As we wrapped up, the clock struck lunchtime. Despite her profound poverty and the stressful chaos of her home, Isabel’s hospitality was fiercely intact. The apartment was filled with the rich, earthy aroma of a traditional guiso con lentejas (lentil stew) bubbling on the stove. With typical Mexican generosity, she insisted we sit down and have a bite before we left. The smell was intoxicating, reminding me intensely of home. For a split second, I fought the urge to ask for a portion to go, but professionalism and a tightly packed schedule forced me to exercise restraint. Reluctantly, we had to pass.

A few days later, I called Isabel from our office to deliver the project quote. When I read her the number, the line fell heavy, followed by the sound of quiet weeping.
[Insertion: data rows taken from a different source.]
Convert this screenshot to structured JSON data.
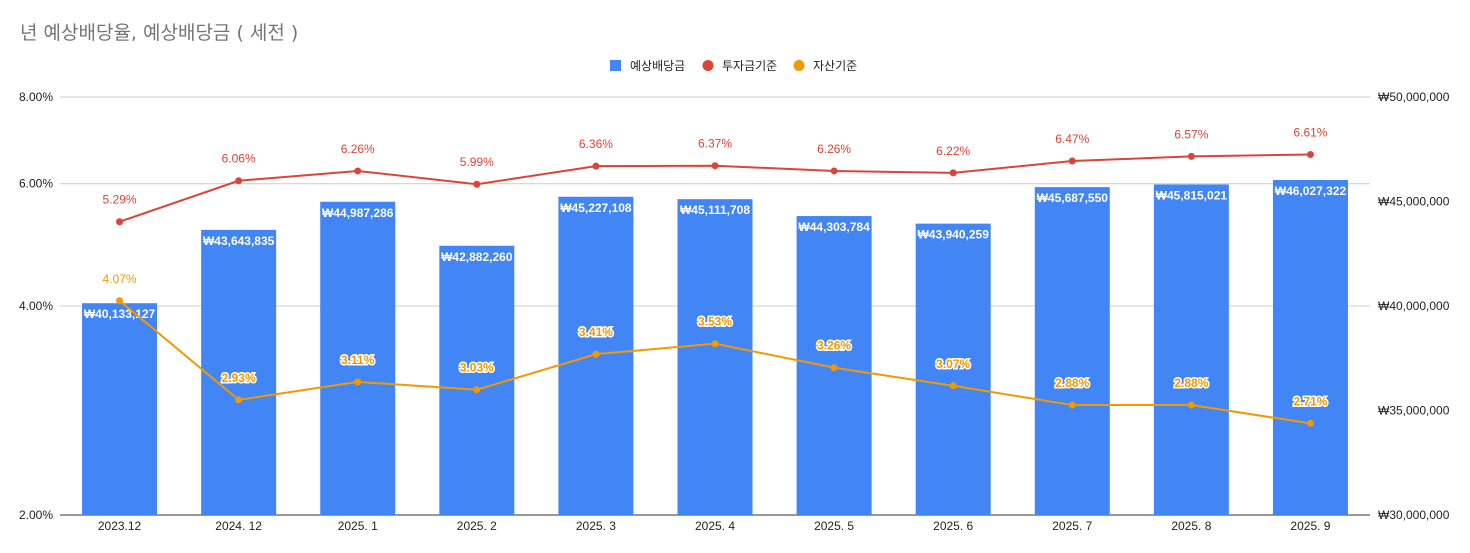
{
  "title": "년 예상배당율, 예상배당금 ( 세전 )",
  "colors": {
    "bar": "#4285f4",
    "line_invest": "#db4437",
    "line_asset": "#f29900",
    "grid": "#cccccc"
  },
  "chart_data": {
    "type": "bar",
    "title": "년 예상배당율, 예상배당금 ( 세전 )",
    "legend_position": "top-center",
    "grid": true,
    "categories": [
      "2023.12",
      "2024. 12",
      "2025. 1",
      "2025. 2",
      "2025. 3",
      "2025. 4",
      "2025. 5",
      "2025. 6",
      "2025. 7",
      "2025. 8",
      "2025. 9"
    ],
    "y_left": {
      "scale": "log",
      "ylim": [
        2.0,
        8.0
      ],
      "ticks": [
        "2.00%",
        "4.00%",
        "6.00%",
        "8.00%"
      ],
      "tick_values": [
        2.0,
        4.0,
        6.0,
        8.0
      ]
    },
    "y_right": {
      "ylim": [
        30000000,
        50000000
      ],
      "ticks": [
        "₩30,000,000",
        "₩35,000,000",
        "₩40,000,000",
        "₩45,000,000",
        "₩50,000,000"
      ],
      "tick_values": [
        30000000,
        35000000,
        40000000,
        45000000,
        50000000
      ]
    },
    "series": [
      {
        "name": "예상배당금",
        "type": "bar",
        "axis": "right",
        "values": [
          40133127,
          43643835,
          44987286,
          42882260,
          45227108,
          45111708,
          44303784,
          43940259,
          45687550,
          45815021,
          46027322
        ],
        "labels": [
          "₩40,133,127",
          "₩43,643,835",
          "₩44,987,286",
          "₩42,882,260",
          "₩45,227,108",
          "₩45,111,708",
          "₩44,303,784",
          "₩43,940,259",
          "₩45,687,550",
          "₩45,815,021",
          "₩46,027,322"
        ]
      },
      {
        "name": "투자금기준",
        "type": "line",
        "axis": "left",
        "values": [
          5.29,
          6.06,
          6.26,
          5.99,
          6.36,
          6.37,
          6.26,
          6.22,
          6.47,
          6.57,
          6.61
        ],
        "labels": [
          "5.29%",
          "6.06%",
          "6.26%",
          "5.99%",
          "6.36%",
          "6.37%",
          "6.26%",
          "6.22%",
          "6.47%",
          "6.57%",
          "6.61%"
        ]
      },
      {
        "name": "자산기준",
        "type": "line",
        "axis": "left",
        "values": [
          4.07,
          2.93,
          3.11,
          3.03,
          3.41,
          3.53,
          3.26,
          3.07,
          2.88,
          2.88,
          2.71
        ],
        "labels": [
          "4.07%",
          "2.93%",
          "3.11%",
          "3.03%",
          "3.41%",
          "3.53%",
          "3.26%",
          "3.07%",
          "2.88%",
          "2.88%",
          "2.71%"
        ]
      }
    ]
  }
}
Unleashing my human side, I broke away from my role as the passive translator. “Isabel, what’s wrong?” I asked gently in Spanish. The number she gave me was heartbreaking. It was roughly the equivalent of a 12-month subscription to Amazon Prime.
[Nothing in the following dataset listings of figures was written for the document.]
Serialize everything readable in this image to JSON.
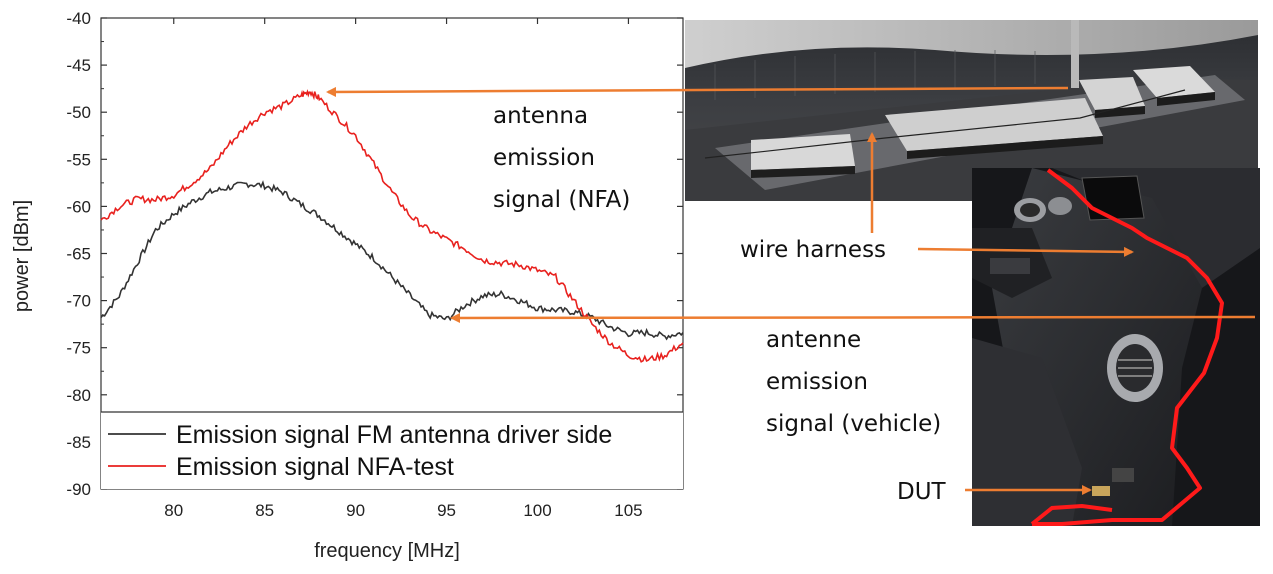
{
  "chart_data": {
    "type": "line",
    "xlabel": "frequency [MHz]",
    "ylabel": "power [dBm]",
    "xlim": [
      76,
      108
    ],
    "ylim": [
      -90,
      -40
    ],
    "xticks": [
      "80",
      "85",
      "90",
      "95",
      "100",
      "105"
    ],
    "yticks": [
      "-40",
      "-45",
      "-50",
      "-55",
      "-60",
      "-65",
      "-70",
      "-75",
      "-80",
      "-85",
      "-90"
    ],
    "grid": false,
    "legend_position": "bottom",
    "series": [
      {
        "name": "Emission signal FM antenna driver side",
        "color": "#333333",
        "x": [
          76,
          77,
          78,
          79,
          80,
          81,
          82,
          83,
          84,
          85,
          86,
          87,
          88,
          89,
          90,
          91,
          92,
          93,
          94,
          95,
          96,
          97,
          98,
          99,
          100,
          101,
          102,
          103,
          104,
          105,
          106,
          107,
          108
        ],
        "y": [
          -71.8,
          -69.5,
          -66,
          -62.5,
          -60.8,
          -59.5,
          -58.5,
          -58,
          -57.6,
          -57.8,
          -58.5,
          -59.8,
          -61,
          -62.5,
          -64,
          -65.5,
          -67.5,
          -69.5,
          -71.5,
          -72,
          -70.5,
          -69.5,
          -69.3,
          -70,
          -70.8,
          -71,
          -71.2,
          -71.8,
          -72.8,
          -73.5,
          -73.4,
          -73.8,
          -73.4
        ]
      },
      {
        "name": "Emission signal NFA-test",
        "color": "#e8211e",
        "x": [
          76,
          77,
          78,
          79,
          80,
          81,
          82,
          83,
          84,
          85,
          86,
          87,
          87.5,
          88,
          89,
          90,
          91,
          92,
          93,
          94,
          95,
          96,
          97,
          98,
          99,
          100,
          101,
          102,
          103,
          104,
          105,
          106,
          107,
          108
        ],
        "y": [
          -61.5,
          -60,
          -59.2,
          -59.3,
          -58.8,
          -57.5,
          -56,
          -53.5,
          -51.5,
          -50,
          -49.3,
          -48.2,
          -47.8,
          -48.5,
          -50.5,
          -52.5,
          -55.5,
          -58.5,
          -61,
          -62.5,
          -63.5,
          -64.5,
          -65.7,
          -66,
          -66.2,
          -66.8,
          -67.5,
          -70,
          -72.5,
          -74.5,
          -75.8,
          -76.3,
          -75.8,
          -74.5
        ]
      }
    ]
  },
  "annotations": {
    "antenna_nfa": [
      "antenna",
      "emission",
      "signal (NFA)"
    ],
    "wire_harness": "wire harness",
    "antenne_vehicle": [
      "antenne",
      "emission",
      "signal (vehicle)"
    ],
    "dut": "DUT"
  },
  "colors": {
    "arrow": "#ed7d31",
    "harness_trace": "#ff1a1a"
  }
}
“That is far more than I have managed to save in my entire life,” she whispered.

In our industry, you see a lot of people trying to scam companies or get a discount out of greed. But Isabel wasn’t pulling a fast one. She was genuinely, deeply poor, trying to save her son with the spare change of a lifetime of survival.

Fortunately, my boss is a rare breed—compassionate, human, and understanding. It was right around Christmas, a season that heavily spotlights the contrast between those who have security and those who are barely holding on. When I explained the situation, he didn’t hesitate. We decided to do the entire cleanup for free. When I called Isabel back to give her the news, the relief over the phone was palpable. When we returned to do the work, the sheer happiness and gratitude radiating from her petite face was unforgettable. It looked as though it was the first piece of truly good news she had received in decades.

Jaime’s wrestling masks were carefully packed away, and the walls of his room were finally revealed to the light. It was a grueling job, but it ended with the greatest currency our company could ever earn: a vulnerable family finally getting to breathe in their own home.